Charleston construction jobs rise in November; Columbia, Greenville slip

Staff Report
colanews@scbiznews.com
Published Jan. 2, 2014

Construction employment expanded in the Charleston metro area but slipped in Columbia and Greenville, according to an analysis of November employment data by the Associated General Contractors of America.

Meanwhile, statewide construction industry employment rose 6% between November 2012 and November 2013, the association said.

The employment gains were encouraging, the trade group said, but it cautioned that future gains were dependent on continued economic growth and new investments in aging domestic infrastructure.

“Most areas have a long way to go before reaching prior peak levels,” said Stephen E. Sandherr, the association’s CEO. “It will take many more months of strong economic growth and new investments in public infrastructure, before many places experience construction employment levels close to their prior peaks.”

November construction employment in the Charleston metro area, which includes North Charleston and Summerville, rose by 3% to 14,100 workers in a year-over-year comparison, the association said.

However, construction employment for the 12-month period was down 1% to 14,200 workers in the Columbia area and down 3% to 11,100 workers in the Greenville area, the association reported.

In communities adjacent to South Carolina, construction employment for the yearlong stretch was flat in the Augusta-North Augusta area and up 10% in the Charlotte-Gastonia-Rock Hill area.

Statewide, construction industry employment rose by 4,700 workers to 87,100 between November 2012 and November 2013.

Association officials said the fact Congress was able to reach a budget deal late in 2013 was a sign that elected officials can work together to protect economic growth.
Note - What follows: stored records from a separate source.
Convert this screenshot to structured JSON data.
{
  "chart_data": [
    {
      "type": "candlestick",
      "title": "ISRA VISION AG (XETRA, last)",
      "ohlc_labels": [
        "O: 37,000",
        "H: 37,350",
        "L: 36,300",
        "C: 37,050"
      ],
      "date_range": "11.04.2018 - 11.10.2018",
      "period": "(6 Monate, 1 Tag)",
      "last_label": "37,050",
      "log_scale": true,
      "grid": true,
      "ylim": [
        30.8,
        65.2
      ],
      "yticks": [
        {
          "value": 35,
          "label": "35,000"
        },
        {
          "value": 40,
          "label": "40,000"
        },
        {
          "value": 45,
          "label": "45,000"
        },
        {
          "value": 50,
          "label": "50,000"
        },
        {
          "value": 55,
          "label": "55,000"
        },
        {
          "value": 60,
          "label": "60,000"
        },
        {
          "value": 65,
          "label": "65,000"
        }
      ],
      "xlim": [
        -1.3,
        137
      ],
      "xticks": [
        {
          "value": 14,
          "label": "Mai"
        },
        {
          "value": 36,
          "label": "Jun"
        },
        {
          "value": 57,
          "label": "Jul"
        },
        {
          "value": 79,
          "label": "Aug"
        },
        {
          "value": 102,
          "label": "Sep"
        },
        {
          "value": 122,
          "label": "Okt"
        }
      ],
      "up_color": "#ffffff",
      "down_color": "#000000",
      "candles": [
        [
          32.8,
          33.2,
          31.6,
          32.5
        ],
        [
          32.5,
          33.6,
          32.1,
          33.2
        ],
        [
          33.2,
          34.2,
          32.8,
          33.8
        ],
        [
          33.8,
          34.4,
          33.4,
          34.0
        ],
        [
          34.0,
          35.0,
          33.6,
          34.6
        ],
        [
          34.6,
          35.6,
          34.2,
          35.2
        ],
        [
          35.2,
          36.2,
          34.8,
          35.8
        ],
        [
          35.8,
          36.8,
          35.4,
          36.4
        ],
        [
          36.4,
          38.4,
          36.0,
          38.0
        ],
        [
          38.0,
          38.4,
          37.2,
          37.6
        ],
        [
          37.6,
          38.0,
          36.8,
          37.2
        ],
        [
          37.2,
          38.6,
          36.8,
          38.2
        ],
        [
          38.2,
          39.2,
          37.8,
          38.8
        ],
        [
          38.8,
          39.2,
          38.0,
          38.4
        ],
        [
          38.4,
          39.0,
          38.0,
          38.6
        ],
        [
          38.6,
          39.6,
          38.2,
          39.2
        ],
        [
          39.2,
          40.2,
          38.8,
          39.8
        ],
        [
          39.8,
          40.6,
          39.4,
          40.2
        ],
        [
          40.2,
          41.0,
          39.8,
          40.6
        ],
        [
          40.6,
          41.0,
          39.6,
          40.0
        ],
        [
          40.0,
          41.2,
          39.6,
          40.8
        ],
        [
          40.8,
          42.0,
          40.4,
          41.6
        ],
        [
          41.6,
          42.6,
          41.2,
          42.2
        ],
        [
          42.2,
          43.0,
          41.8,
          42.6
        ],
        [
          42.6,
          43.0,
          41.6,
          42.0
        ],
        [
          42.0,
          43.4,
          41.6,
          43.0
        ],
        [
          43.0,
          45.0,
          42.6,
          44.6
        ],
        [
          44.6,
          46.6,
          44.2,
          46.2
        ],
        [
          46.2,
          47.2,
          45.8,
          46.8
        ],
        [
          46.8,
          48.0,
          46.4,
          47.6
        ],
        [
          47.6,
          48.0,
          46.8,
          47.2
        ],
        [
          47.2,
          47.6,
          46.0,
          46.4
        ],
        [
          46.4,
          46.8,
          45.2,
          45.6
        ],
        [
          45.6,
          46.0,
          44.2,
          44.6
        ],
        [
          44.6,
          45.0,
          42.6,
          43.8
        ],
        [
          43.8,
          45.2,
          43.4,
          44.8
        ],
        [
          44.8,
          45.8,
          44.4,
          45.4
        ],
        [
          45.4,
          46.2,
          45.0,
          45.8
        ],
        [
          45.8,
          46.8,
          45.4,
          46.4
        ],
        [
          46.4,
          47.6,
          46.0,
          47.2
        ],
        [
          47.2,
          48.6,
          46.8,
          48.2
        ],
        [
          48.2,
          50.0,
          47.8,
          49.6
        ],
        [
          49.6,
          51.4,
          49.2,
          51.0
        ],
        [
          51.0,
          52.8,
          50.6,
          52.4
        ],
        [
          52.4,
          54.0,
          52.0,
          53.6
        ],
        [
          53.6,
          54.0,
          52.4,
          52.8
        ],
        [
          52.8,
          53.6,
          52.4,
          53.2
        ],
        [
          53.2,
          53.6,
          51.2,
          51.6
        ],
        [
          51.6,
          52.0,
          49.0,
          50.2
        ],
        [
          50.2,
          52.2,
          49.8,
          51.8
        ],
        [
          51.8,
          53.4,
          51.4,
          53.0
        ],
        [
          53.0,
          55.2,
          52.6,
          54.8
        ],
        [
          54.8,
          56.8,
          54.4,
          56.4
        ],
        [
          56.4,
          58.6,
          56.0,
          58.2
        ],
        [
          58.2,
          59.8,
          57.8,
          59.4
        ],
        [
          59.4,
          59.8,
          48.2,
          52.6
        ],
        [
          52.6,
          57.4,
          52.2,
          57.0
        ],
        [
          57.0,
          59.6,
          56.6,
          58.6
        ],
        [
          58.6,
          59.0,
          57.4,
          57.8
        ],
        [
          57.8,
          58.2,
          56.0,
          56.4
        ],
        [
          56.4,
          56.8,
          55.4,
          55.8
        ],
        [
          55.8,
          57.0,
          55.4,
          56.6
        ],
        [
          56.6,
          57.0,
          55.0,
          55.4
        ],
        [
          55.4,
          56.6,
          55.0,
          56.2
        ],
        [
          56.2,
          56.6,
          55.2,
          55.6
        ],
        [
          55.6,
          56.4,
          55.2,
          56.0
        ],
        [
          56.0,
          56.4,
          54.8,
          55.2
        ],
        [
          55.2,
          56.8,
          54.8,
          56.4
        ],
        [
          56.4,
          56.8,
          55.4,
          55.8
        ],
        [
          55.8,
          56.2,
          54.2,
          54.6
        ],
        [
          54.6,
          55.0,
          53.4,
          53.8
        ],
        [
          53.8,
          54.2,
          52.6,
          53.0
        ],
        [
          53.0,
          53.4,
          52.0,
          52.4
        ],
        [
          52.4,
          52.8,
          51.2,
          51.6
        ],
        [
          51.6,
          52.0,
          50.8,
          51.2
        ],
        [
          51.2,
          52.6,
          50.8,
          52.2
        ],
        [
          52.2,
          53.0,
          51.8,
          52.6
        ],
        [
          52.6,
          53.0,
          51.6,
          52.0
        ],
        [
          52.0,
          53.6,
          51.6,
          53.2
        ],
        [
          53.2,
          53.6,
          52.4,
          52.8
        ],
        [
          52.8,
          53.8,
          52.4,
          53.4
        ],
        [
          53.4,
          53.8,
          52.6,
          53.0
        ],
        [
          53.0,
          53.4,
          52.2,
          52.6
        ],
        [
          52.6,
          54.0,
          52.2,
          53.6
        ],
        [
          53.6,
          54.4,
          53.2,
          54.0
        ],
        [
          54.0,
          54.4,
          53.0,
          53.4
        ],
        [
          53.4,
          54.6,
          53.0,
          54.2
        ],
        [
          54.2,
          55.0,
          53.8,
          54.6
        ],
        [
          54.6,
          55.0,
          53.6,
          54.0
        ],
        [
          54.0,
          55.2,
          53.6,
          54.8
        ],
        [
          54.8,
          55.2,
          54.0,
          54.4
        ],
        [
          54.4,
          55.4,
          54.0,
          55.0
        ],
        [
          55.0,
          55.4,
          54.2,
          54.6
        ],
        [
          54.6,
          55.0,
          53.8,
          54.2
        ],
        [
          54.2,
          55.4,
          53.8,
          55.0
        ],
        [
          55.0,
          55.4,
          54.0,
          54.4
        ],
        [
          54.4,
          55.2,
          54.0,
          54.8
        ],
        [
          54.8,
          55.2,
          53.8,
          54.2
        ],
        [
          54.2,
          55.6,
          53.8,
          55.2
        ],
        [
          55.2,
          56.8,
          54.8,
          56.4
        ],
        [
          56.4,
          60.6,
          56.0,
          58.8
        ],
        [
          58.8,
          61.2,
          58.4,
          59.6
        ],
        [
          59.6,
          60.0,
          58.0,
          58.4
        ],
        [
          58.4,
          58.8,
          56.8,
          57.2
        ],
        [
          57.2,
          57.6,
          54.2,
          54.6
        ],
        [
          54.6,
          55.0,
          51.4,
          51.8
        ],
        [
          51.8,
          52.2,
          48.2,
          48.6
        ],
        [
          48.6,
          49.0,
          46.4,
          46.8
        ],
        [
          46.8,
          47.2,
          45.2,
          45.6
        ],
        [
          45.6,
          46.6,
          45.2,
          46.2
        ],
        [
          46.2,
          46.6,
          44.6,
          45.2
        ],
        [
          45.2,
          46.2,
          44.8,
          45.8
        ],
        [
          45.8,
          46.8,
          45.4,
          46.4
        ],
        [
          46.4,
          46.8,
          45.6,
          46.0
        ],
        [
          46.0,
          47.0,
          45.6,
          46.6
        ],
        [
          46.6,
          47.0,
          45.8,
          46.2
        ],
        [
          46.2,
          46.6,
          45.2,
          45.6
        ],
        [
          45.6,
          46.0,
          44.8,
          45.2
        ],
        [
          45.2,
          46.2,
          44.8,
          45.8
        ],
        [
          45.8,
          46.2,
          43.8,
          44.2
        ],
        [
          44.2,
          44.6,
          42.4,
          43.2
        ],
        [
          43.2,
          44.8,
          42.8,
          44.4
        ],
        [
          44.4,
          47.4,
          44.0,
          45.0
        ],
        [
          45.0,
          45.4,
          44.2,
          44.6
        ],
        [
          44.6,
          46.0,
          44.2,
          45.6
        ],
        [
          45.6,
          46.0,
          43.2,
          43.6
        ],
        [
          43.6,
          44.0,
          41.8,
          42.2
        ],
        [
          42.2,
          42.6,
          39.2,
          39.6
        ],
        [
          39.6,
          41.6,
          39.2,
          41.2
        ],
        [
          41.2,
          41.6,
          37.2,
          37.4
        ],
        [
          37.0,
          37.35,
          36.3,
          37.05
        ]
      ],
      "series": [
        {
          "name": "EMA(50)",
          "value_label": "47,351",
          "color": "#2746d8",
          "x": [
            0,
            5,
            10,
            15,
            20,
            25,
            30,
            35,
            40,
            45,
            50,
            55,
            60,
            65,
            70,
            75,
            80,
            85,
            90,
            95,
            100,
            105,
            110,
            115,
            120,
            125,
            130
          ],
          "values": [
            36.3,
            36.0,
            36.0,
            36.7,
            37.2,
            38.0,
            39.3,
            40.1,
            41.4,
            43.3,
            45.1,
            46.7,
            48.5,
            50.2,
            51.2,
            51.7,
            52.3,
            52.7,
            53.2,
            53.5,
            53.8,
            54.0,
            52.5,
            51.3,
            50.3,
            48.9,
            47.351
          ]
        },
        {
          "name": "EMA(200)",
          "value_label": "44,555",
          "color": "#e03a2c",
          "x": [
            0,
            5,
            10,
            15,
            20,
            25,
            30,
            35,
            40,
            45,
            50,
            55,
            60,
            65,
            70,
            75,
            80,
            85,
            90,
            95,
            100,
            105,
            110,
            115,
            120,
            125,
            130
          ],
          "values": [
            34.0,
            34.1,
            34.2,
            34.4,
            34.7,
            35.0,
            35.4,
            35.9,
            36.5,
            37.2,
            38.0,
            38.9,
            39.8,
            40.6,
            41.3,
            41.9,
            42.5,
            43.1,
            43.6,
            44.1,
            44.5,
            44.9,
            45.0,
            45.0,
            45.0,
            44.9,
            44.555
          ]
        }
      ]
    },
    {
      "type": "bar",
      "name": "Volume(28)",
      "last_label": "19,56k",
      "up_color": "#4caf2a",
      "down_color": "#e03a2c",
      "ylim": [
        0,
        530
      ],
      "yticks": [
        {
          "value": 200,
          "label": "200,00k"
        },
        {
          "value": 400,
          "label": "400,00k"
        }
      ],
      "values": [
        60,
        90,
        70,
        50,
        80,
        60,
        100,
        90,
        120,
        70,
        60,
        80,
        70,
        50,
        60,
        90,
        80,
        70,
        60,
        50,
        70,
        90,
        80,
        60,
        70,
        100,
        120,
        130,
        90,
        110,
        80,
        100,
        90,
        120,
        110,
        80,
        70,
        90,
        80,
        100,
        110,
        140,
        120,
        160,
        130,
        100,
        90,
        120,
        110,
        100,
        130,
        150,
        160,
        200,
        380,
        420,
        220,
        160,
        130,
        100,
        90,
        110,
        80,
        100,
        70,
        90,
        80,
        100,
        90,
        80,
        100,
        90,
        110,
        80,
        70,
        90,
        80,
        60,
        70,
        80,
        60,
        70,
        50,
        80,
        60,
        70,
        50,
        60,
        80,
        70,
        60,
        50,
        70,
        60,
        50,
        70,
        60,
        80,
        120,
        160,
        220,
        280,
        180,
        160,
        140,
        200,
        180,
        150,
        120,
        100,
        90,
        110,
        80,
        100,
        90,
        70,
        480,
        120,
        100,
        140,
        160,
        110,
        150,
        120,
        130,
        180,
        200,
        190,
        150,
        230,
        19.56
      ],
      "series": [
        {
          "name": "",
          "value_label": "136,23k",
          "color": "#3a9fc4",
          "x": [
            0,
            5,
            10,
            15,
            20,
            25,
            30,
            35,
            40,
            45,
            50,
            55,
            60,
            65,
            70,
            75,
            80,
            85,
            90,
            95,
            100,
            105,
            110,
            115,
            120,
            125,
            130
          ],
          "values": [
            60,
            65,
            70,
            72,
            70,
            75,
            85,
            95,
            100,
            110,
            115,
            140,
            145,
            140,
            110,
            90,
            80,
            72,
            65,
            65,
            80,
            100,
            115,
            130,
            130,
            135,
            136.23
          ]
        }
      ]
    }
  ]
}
The challenge now is finding a way to finance needed investments in aging roads, bridges, clean water systems and other infrastructure systems.

“Congress and the administration need to continue working together to find a way to boost economic growth and rebuild our aging infrastructure,” Sandherr said. "Only by working together will Washington officials be able to help our economy grow and construction employment expand in 2014."